The Campaign For DA

1.18.2012

Does This Look Like A Man Convicted In The War On Drugs In Wise County Today?


This is an interesting one.

He's 71 years old and was stopped in Bridgeport for an alleged traffic violation. He had about 25 grams of meth on him which is a pretty good bunch -- even for Wise County.  He admitted it was his  -- guilt was not an issue -- which is one of the reasons the jury took a whole six minutes to convict him.  (I think the defense lawyer was alleging there wasn't a traffic violation and wanted that issue submitted to the jury. If there wasn't, they could find him not guilty due to an illegal traffic stop.)

I think he has about six prior drug charges and has been to the pen at least two times before. I'm not sure, but I know his history "ain't good."   Because of this, he could receive any where from 25 years to life in prison for his new conviction.  (Early parole laws apply. However, no one can accurately predict when he would get out regardless of the sentence.)

I know the plea bargain offer before trial was 60 years in prison, so it's not a case the defendant wanted to try. But what did he really have to lose by turning down that offer?
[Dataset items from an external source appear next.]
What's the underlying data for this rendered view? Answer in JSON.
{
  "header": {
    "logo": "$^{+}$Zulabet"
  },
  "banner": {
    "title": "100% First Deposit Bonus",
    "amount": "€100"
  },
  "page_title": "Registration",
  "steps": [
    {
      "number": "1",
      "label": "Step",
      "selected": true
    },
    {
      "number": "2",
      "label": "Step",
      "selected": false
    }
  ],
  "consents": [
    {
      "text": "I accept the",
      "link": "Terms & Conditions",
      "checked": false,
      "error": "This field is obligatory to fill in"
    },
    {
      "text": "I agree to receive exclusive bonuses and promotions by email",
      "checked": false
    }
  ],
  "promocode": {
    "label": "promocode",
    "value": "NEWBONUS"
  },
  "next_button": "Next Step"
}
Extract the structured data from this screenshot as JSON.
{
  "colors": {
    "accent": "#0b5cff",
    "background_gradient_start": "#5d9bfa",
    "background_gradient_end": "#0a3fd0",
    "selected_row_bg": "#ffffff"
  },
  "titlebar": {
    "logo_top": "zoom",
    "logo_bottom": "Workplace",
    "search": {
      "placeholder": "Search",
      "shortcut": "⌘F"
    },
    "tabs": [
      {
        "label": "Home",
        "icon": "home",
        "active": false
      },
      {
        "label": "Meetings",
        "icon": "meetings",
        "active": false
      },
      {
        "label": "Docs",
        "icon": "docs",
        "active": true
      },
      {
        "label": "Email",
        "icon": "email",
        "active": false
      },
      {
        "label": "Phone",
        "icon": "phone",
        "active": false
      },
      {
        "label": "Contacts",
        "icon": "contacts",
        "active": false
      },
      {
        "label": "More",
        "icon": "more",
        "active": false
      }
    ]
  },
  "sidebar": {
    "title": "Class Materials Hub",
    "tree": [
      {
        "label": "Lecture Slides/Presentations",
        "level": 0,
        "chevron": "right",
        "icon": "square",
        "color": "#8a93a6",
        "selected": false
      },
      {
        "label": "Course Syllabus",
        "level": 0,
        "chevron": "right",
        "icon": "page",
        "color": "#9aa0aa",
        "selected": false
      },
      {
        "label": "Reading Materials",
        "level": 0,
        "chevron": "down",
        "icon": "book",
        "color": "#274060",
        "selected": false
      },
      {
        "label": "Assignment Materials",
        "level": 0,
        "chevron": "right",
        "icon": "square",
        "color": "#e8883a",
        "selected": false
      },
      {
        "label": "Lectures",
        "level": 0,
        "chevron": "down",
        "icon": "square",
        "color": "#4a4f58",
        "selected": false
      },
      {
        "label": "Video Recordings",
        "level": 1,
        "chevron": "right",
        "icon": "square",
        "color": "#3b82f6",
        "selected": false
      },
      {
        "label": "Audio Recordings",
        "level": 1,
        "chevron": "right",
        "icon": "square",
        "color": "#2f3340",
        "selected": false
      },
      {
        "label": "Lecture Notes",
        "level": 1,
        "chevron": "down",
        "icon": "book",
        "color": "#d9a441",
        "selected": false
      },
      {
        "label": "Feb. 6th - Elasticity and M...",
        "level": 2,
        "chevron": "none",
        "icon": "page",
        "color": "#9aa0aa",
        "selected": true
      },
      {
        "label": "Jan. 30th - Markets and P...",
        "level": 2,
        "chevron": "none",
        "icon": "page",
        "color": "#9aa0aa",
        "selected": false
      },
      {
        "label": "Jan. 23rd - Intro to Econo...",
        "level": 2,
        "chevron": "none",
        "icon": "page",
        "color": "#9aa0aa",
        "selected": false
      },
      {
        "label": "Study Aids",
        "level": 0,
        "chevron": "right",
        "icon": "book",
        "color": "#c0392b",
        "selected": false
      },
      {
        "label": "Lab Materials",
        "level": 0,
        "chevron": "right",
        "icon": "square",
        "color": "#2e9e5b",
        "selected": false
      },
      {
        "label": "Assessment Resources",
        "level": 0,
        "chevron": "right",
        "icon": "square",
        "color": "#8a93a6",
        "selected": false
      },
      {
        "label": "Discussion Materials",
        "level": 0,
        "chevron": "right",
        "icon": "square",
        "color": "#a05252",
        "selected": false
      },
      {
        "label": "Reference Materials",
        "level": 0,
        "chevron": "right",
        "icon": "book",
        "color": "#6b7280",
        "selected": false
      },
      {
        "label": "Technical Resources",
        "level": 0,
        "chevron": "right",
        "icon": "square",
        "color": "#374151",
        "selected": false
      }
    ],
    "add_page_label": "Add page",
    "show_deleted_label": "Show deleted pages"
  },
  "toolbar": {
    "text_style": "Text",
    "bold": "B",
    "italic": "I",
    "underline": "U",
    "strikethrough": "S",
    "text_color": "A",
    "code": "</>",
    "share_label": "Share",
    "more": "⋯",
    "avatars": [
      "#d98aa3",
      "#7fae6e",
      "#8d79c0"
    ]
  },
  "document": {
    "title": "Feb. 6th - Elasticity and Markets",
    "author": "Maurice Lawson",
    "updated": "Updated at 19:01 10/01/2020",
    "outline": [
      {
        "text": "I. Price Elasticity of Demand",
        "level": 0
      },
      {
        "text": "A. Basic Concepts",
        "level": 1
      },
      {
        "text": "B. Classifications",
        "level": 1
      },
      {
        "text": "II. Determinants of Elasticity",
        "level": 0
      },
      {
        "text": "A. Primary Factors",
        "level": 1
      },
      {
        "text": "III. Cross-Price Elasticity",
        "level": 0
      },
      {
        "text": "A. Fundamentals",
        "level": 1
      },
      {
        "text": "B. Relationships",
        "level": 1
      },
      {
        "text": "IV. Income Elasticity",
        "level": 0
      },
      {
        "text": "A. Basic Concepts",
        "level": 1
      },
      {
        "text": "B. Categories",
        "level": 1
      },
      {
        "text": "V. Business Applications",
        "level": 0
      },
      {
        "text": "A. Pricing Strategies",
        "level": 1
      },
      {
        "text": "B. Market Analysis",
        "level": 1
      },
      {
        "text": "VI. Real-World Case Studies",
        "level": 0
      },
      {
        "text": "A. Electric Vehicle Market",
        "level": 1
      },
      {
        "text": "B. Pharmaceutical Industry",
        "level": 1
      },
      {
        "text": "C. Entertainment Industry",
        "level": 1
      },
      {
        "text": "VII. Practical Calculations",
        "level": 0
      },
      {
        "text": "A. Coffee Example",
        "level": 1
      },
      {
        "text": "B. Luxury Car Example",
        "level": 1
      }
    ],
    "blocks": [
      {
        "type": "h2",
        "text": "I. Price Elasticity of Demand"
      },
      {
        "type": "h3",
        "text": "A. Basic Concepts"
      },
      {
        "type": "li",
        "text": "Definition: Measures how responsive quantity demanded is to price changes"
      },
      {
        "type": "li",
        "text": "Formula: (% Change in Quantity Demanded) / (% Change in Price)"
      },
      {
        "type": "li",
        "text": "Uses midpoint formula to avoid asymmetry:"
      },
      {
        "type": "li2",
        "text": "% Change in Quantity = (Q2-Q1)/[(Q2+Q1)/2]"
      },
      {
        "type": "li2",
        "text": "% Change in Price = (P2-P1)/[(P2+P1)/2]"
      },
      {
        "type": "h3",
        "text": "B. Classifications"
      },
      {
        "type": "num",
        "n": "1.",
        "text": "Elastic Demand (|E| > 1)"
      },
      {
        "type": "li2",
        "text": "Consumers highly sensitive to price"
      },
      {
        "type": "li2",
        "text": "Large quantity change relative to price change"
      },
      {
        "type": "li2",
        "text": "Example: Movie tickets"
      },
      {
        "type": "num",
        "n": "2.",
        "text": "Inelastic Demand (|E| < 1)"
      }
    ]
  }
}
Someone said to me yesterday that the defendant, if convicted, would have more security than most Americans when is all said and done. For the rest of his life he'll have free food. free housing, and free health care. Heck, we may all be wanting to walk around with a bag of dope in front of the cops when we're 71.

There has to be a better way.

(Technically, when the hearing occurs before the judge to assess punishment, the State could "waive" the two enhancement paragraphs alleging prior prison trips and that would knock the punishment range down to 2 to 20 years. I don't need six minutes to make a guess as to whether that will happen, however.)

Edit: One of the commentors says I'm wrong about his history in that he had six prior trips to the pen. I wasn't wrong. I said he had "at least two" (that's why the minimum sentence is 25) and that his history "ain't good." That same person said I'm wrong on the plea bargain offer. Ok, I'll admit I'm wrong if both the prosecutor and the defense lawyer lied to me.